Altman chce zbudować wokół urządzenia ekosystem usług, aby nie był to tylko „pusty bryloczek”, coś na zasadzie ekosystemu aplikacji w smartfonie.

Mnogość sensorów oraz najnowsze osiągnięcia w dziedzinie AI w diagnozie chorób na podstawie nowych biomarkerów jak ruchy czy mowa dają nadzieję, że gadżet będzie pełnił rolę osobistego asystenta zdrowia.

Przykładowo, mikrofony i czujniki akustyczne mogą analizować charakter kaszlu, chrapania a nawet drżenia głosu, wykrywając wczesne objawy infekcji dróg oddechowych lub zaburzeń neurologicznych. Kamera może na bieżąco oceniać tempo chodu, ostrzegając przed ryzykiem upadku u seniorów.

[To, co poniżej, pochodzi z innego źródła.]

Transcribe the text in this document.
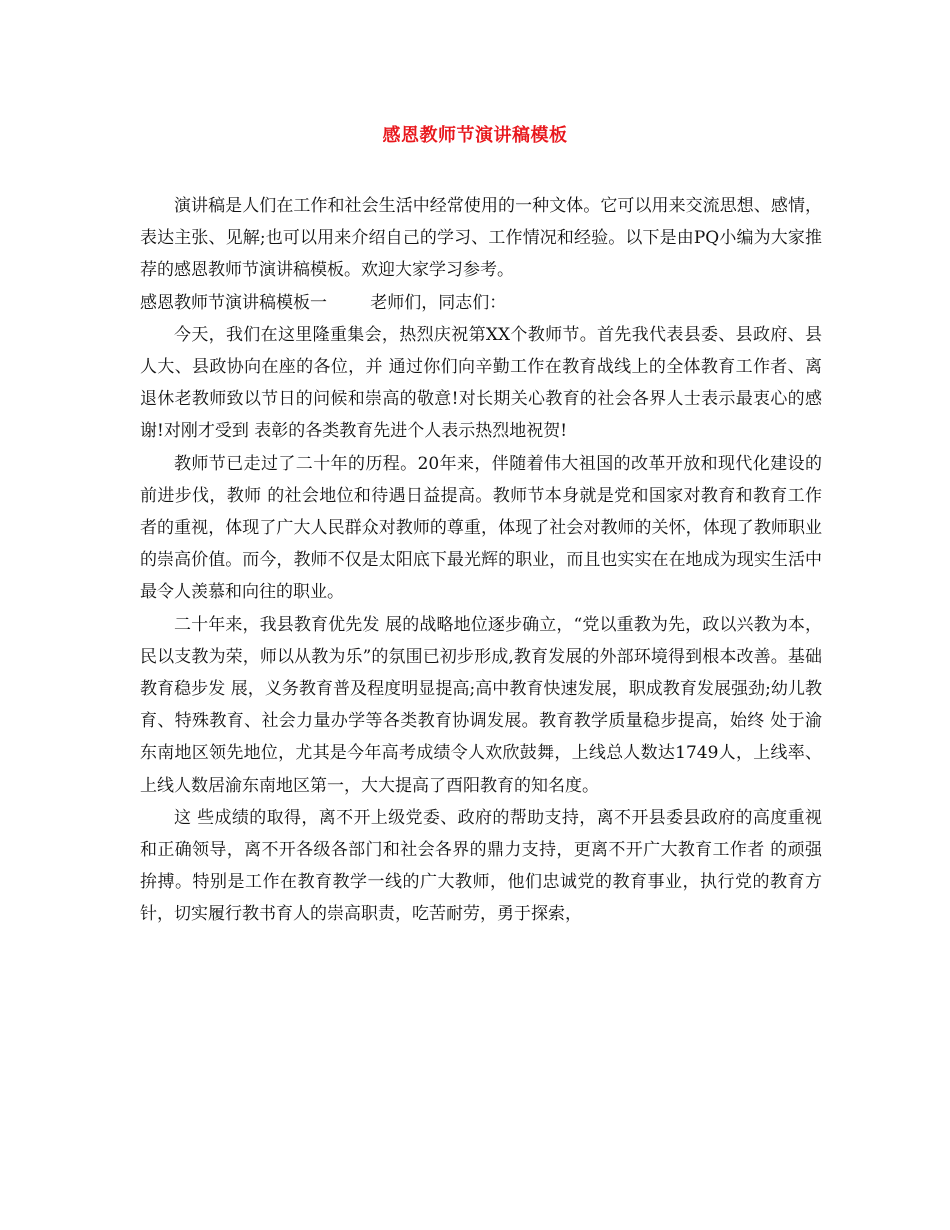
感恩教师节演讲稿模板

演讲稿是人们在工作和社会生活中经常使用的一种文体。它可以用来交流思想、感情，表达主张、见解;也可以用来介绍自己的学习、工作情况和经验。以下是由PQ小编为大家推荐的感恩教师节演讲稿模板。欢迎大家学习参考。

感恩教师节演讲稿模板一	老师们，同志们：

今天，我们在这里隆重集会，热烈庆祝第XX个教师节。首先我代表县委、县政府、县人大、县政协向在座的各位，并 通过你们向辛勤工作在教育战线上的全体教育工作者、离退休老教师致以节日的问候和崇高的敬意!对长期关心教育的社会各界人士表示最衷心的感谢!对刚才受到 表彰的各类教育先进个人表示热烈地祝贺!

教师节已走过了二十年的历程。20年来，伴随着伟大祖国的改革开放和现代化建设的前进步伐，教师 的社会地位和待遇日益提高。教师节本身就是党和国家对教育和教育工作者的重视，体现了广大人民群众对教师的尊重，体现了社会对教师的关怀，体现了教师职业 的崇高价值。而今，教师不仅是太阳底下最光辉的职业，而且也实实在在地成为现实生活中最令人羡慕和向往的职业。

二十年来，我县教育优先发 展的战略地位逐步确立，“党以重教为先，政以兴教为本，民以支教为荣，师以从教为乐”的氛围已初步形成,教育发展的外部环境得到根本改善。基础教育稳步发 展，义务教育普及程度明显提高;高中教育快速发展，职成教育发展强劲;幼儿教育、特殊教育、社会力量办学等各类教育协调发展。教育教学质量稳步提高，始终 处于渝东南地区领先地位，尤其是今年高考成绩令人欢欣鼓舞，上线总人数达1749人，上线率、上线人数居渝东南地区第一，大大提高了酉阳教育的知名度。

这 些成绩的取得，离不开上级党委、政府的帮助支持，离不开县委县政府的高度重视和正确领导，离不开各级各部门和社会各界的鼎力支持，更离不开广大教育工作者 的顽强拚搏。特别是工作在教育教学一线的广大教师，他们忠诚党的教育事业，执行党的教育方针，切实履行教书育人的崇高职责，吃苦耐劳，勇于探索，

Obserwując otoczenie, breloczek będzie miał dostęp do danych środowiskowych jak poziom oświetlenia i hałasu, sugerując zmianę otoczenia osobom z migreną lub nadwrażliwością sensoryczną. Na podstawie obserwacji stylu życia i zachowania, AI mogłaby proponować np. modyfikację diety oraz obliczać ryzyko takich chorób jak Alzheimer albo cukrzyca. Zintegrowane z elektroniczną dokumentację medyczną sprawiłoby, że dane o pacjencie byłyby zbierane w czasie rzeczywistym, a nie tylko podczas wizyty lekarskiej i w ramach badania laboratoryjnego. To otwiera zupełnie nową erę medycyny prewencyjnej.

Szczątkowe informacje na temat tajemniczego projektu to ze strony OpenAI sprytne zagranie marketingowe mające na celu zwiększyć wartość rynkową firmy. Sam Altman ani nie potwierdza, ani nie zaprzecza spekulacjom prasowym i przeciekom. Czy za 1-2 lat na rynek trafi kieszonkowe „centrum dowodzenia” oparte na najnowszych modelach GPT, czyli asystent AI uwolniony od ograniczeń komputera? Tego nie wiemy na 100%, ale szanse są duże.